Best known as the artistic home of indie singer-songwriter David Bazan (a.k.a. Pedro the Lion), Undertow has their living room tour booking process down to a science. All ticketing is done in advance; shows only feature the headliner with no opening acts; hosts must apply and are vetted ahead of time by the Undertow staff. The individual artist—though not in charge of booking the entire tour—is tasked with finding willing hosts, and is his or her own sole representative on the premises come showtime.

“You’re kind of taking responsibility for the whole night, and it’s really about communicating with people,” Vanderslice explains. “You end up having to be really, really present, so it doesn’t work if you don’t want to do that.”

His favorite part? “Usually living rooms sound really good because they’re diffuse. There’s a lot of books, there’s a couch and there’s people, and they’re not reflective. They can just be the most pleasant acoustic environment.”

Books help make living rooms (and Tiny Telephone Oakland) sound great. (Nicole Gluckstern)

For their role in booking and promotion, Undertow takes 15 percent of the ticket sales (with tickets typically going for $20-$25) and lets the artist keep all of the profits from merch sales, a cut Vanderslice asserts is more than reasonable. Hosts offer their living rooms on a volunteer basis and are compensated with five free tickets for their friends.

“We want them to make money,” he points out. “When I had my other booking agent, he would take 10 percent, but he would also take 15 percent of my merch. In Europe, I had two booking agents and one here, so there would go 25 percent, right off the top, and then 15 percent of my merch. At that point, you’re just touring to even stay afloat.”

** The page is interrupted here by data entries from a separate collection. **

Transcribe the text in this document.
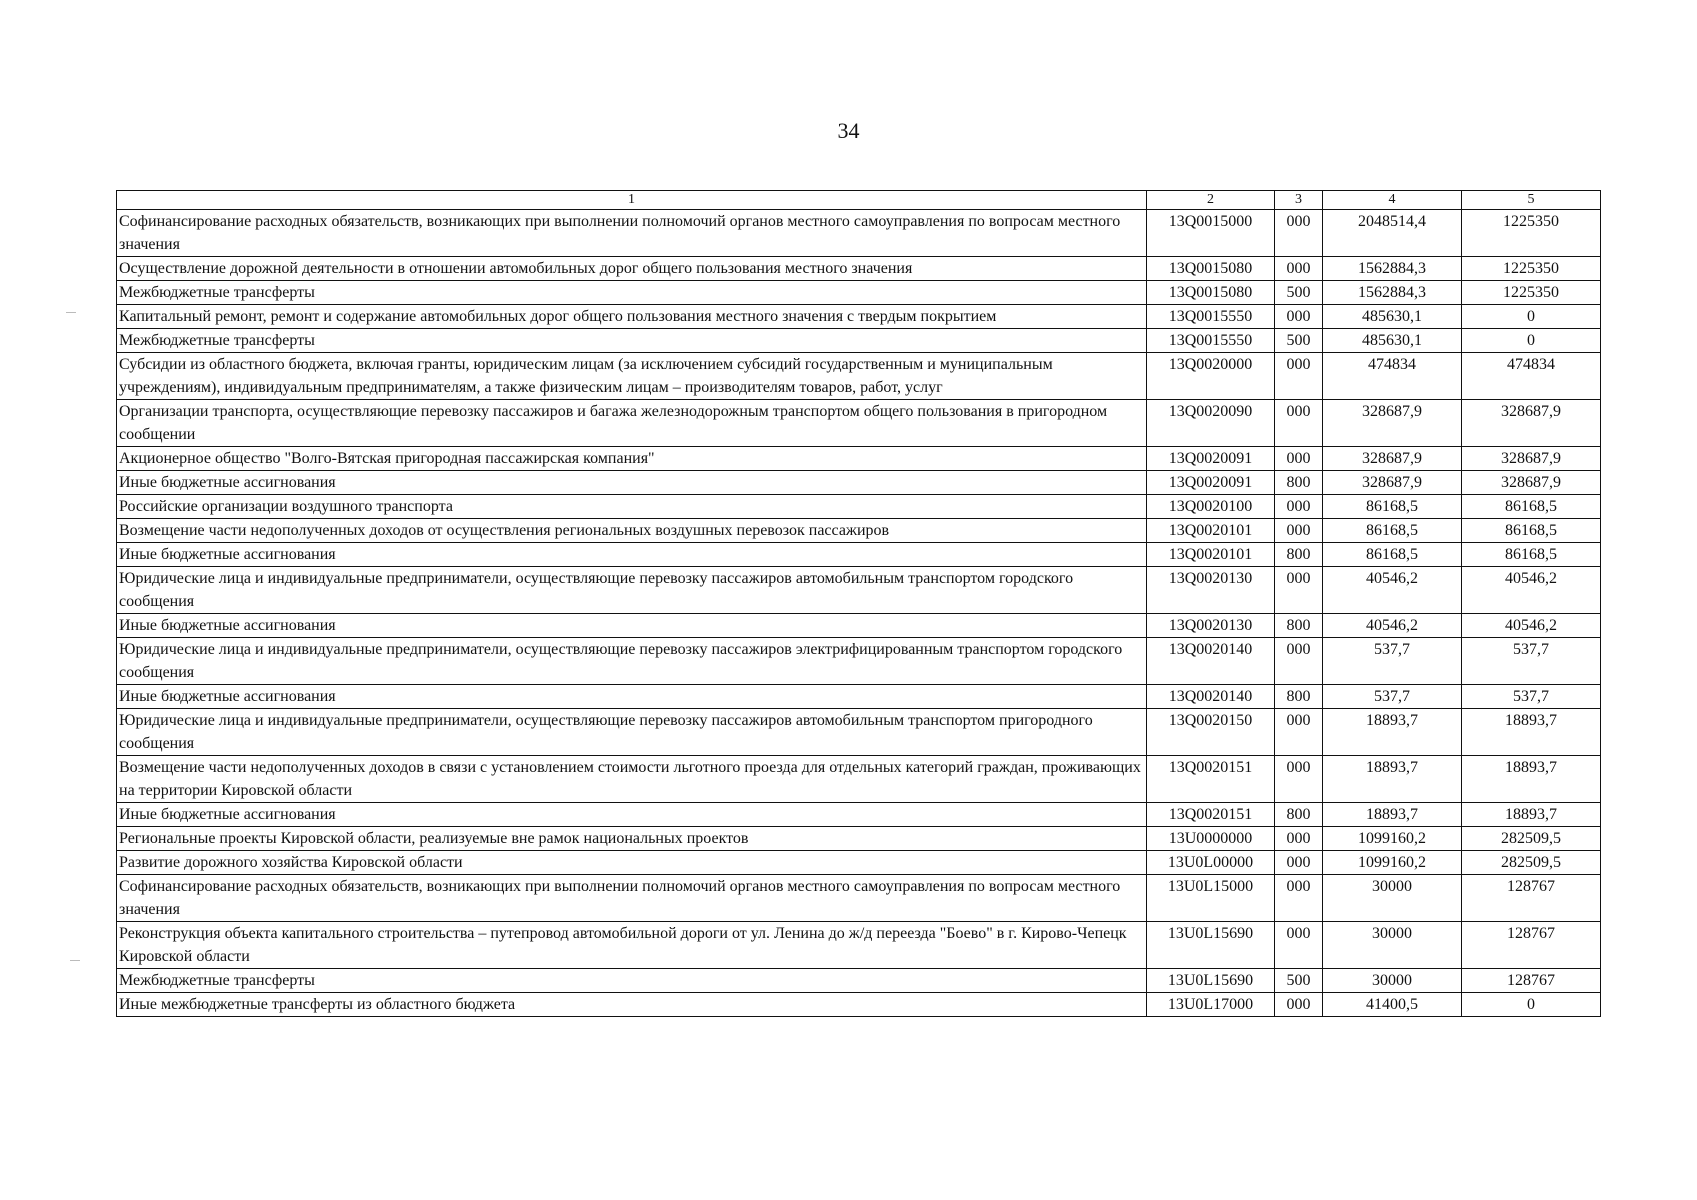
34
1	2	3	4	5
Софинансирование расходных обязательств, возникающих при выполнении полномочий органов местного самоуправления по вопросам местного значения	13Q0015000	000	2048514,4	1225350
Осуществление дорожной деятельности в отношении автомобильных дорог общего пользования местного значения	13Q0015080	000	1562884,3	1225350
Межбюджетные трансферты	13Q0015080	500	1562884,3	1225350
Капитальный ремонт, ремонт и содержание автомобильных дорог общего пользования местного значения с твердым покрытием	13Q0015550	000	485630,1	0
Межбюджетные трансферты	13Q0015550	500	485630,1	0
Субсидии из областного бюджета, включая гранты, юридическим лицам (за исключением субсидий государственным и муниципальным учреждениям), индивидуальным предпринимателям, а также физическим лицам – производителям товаров, работ, услуг	13Q0020000	000	474834	474834
Организации транспорта, осуществляющие перевозку пассажиров и багажа железнодорожным транспортом общего пользования в пригородном сообщении	13Q0020090	000	328687,9	328687,9
Акционерное общество "Волго-Вятская пригородная пассажирская компания"	13Q0020091	000	328687,9	328687,9
Иные бюджетные ассигнования	13Q0020091	800	328687,9	328687,9
Российские организации воздушного транспорта	13Q0020100	000	86168,5	86168,5
Возмещение части недополученных доходов от осуществления региональных воздушных перевозок пассажиров	13Q0020101	000	86168,5	86168,5
Иные бюджетные ассигнования	13Q0020101	800	86168,5	86168,5
Юридические лица и индивидуальные предприниматели, осуществляющие перевозку пассажиров автомобильным транспортом городского сообщения	13Q0020130	000	40546,2	40546,2
Иные бюджетные ассигнования	13Q0020130	800	40546,2	40546,2
Юридические лица и индивидуальные предприниматели, осуществляющие перевозку пассажиров электрифицированным транспортом городского сообщения	13Q0020140	000	537,7	537,7
Иные бюджетные ассигнования	13Q0020140	800	537,7	537,7
Юридические лица и индивидуальные предприниматели, осуществляющие перевозку пассажиров автомобильным транспортом пригородного сообщения	13Q0020150	000	18893,7	18893,7
Возмещение части недополученных доходов в связи с установлением стоимости льготного проезда для отдельных категорий граждан, проживающих на территории Кировской области	13Q0020151	000	18893,7	18893,7
Иные бюджетные ассигнования	13Q0020151	800	18893,7	18893,7
Региональные проекты Кировской области, реализуемые вне рамок национальных проектов	13U0000000	000	1099160,2	282509,5
Развитие дорожного хозяйства Кировской области	13U0L00000	000	1099160,2	282509,5
Софинансирование расходных обязательств, возникающих при выполнении полномочий органов местного самоуправления по вопросам местного значения	13U0L15000	000	30000	128767
Реконструкция объекта капитального строительства – путепровод автомобильной дороги от ул. Ленина до ж/д переезда "Боево" в г. Кирово-Чепецк Кировской области	13U0L15690	000	30000	128767
Межбюджетные трансферты	13U0L15690	500	30000	128767
Иные межбюджетные трансферты из областного бюджета	13U0L17000	000	41400,5	0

Closer to his Bay Area home, Vanderslice has also performed multiple times on local promoter KC Turner’s house concert series, which Turner has been running since 2007. Unlike Undertow, Turner is always on hand, in person, to set up and break down all of the necessary seating and sound equipment for the evening. These concerts have built an enthusiastic following over the years, not least of all from the musicians themselves, many of whom are repeat participants.

As his roster of artists continues to grow, Turner has also expanded into listening rooms and clubs across the Bay Area. And though Vanderslice has performed at some of these larger venues, such as HopMonk Tavern in Novato, he couldn’t be more excited to scale back down again for his upcoming living room tour.

“I would definitely not go back to touring the way I was, with a band in a van and a trailer," he says. "I just knew when I booked my house tour that this is the only way I want to do it.”